Iván Leguizamón

Personal information
- Full name: Iván Ezequiel Leguizamón
- Date of birth: 3 July 2002 (age 23)
- Place of birth: Asunción, Paraguay
- Position: Midfielder

Team information
- Current team: Olimpia
- Number: 7

Youth career
- Argentino Del Viso
- Tigre
- Deportivo Armenio
- San Lorenzo

Senior career*
- Years: Team / Apps / (Gls)
- 2022–2024: San Lorenzo / 101 / (7)
- 2025–: Olimpia / 53 / (8)

International career^{‡}
- 2023–: Paraguay / 1 / (0)

= Iván Leguizamón =

Paraguayan association football player

Iván Ezequiel Leguizamón (born 3 July 2002) is a Paraguayan professional footballer who plays as a midfielder for Olimpia and the Paraguay national team.

==Club career==
Born in Paraguay, he moved with his mother and three of his siblings to Argentina when he was three years-old. He began his career in the youth ranks of Argentino Del Viso, Tigre, and Deportivo Armenio, before moving to San Lorenzo in 2019.

He made his debut with the San Lorenzo first team on February 22, 2022 against Defensa y Justicia. In 2022, his first season playing with the first team at the club he made more than 20 appearances, with the vast majority being starting appearances.

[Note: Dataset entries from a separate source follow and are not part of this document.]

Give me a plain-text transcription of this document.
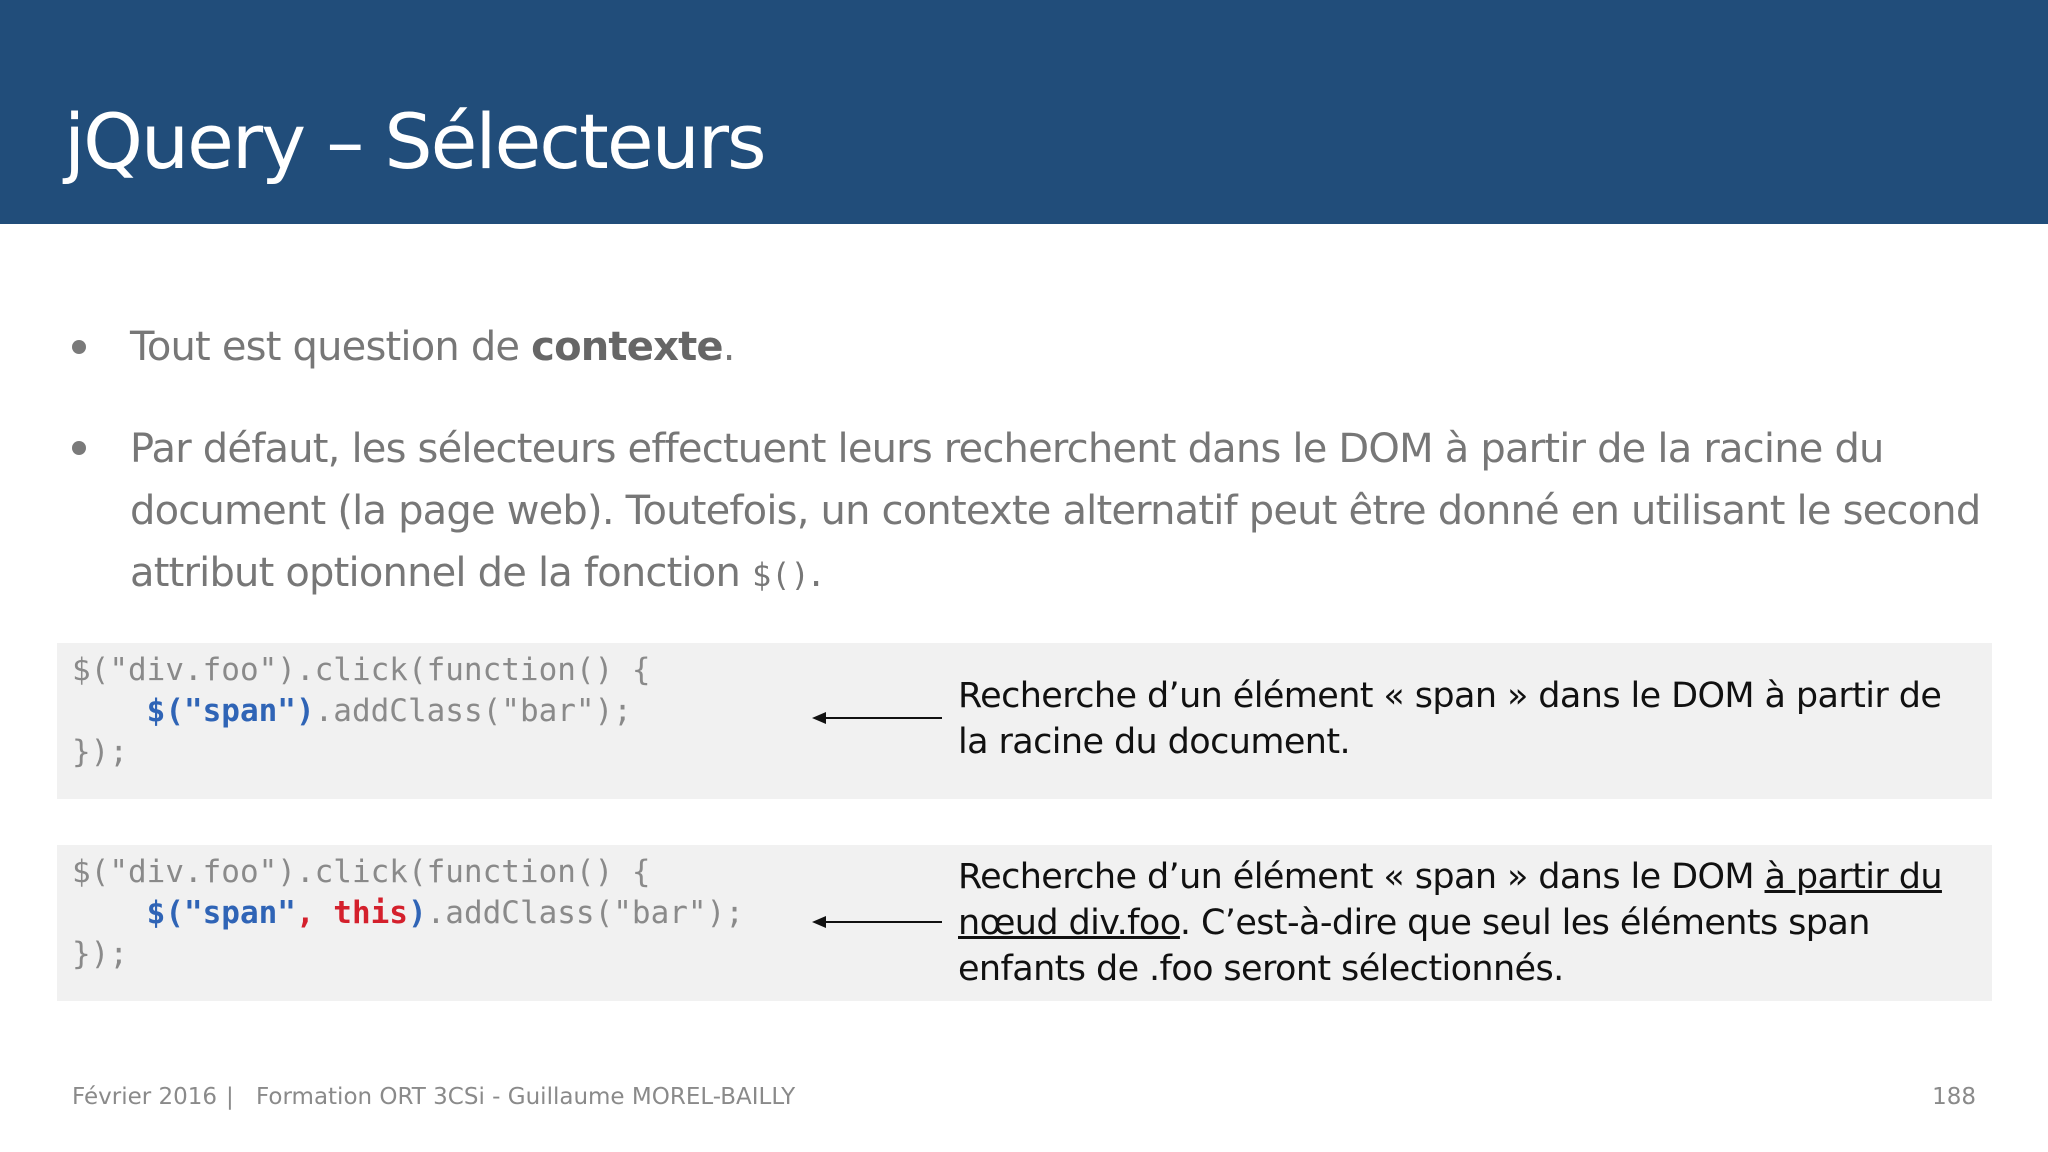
jQuery – Sélecteurs
Tout est question de contexte.
Par défaut, les sélecteurs effectuent leurs recherchent dans le DOM à partir de la racine du document (la page web). Toutefois, un contexte alternatif peut être donné en utilisant le second attribut optionnel de la fonction $().
$("div.foo").click(function() {
$("span").addClass("bar");
});
Recherche d’un élément « span » dans le DOM à partir de la racine du document.
$("div.foo").click(function() {
$("span", this).addClass("bar");
});
Recherche d’un élément « span » dans le DOM à partir du nœud div.foo. C’est-à-dire que seul les éléments span enfants de .foo seront sélectionnés.
Février 2016 | Formation ORT 3CSi - Guillaume MOREL-BAILLY	188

He scored his first league goal for the club on 14 June 2022, in a 3-3 draw with Arsenal de Sarandí.

==International career==
In November 2023 he received his first call-up to the Paraguay national team, for CONMEBOL World Cup qualifying matches against Chile and Colombia.

==Personal life==
Born in Asunción, Paraguay, his father died when he was six months old following an accident. He has six siblings, but the two oldest chose to stay in Paraguay when he moved to the Del Viso area of Pilar Partido in Buenos Aires, Argentina with his mother aged two years-old. His sister Zoraida, is also a football player and plays for SAT in the Argentina Football Association’s Campeonato de Fútbol Femenino.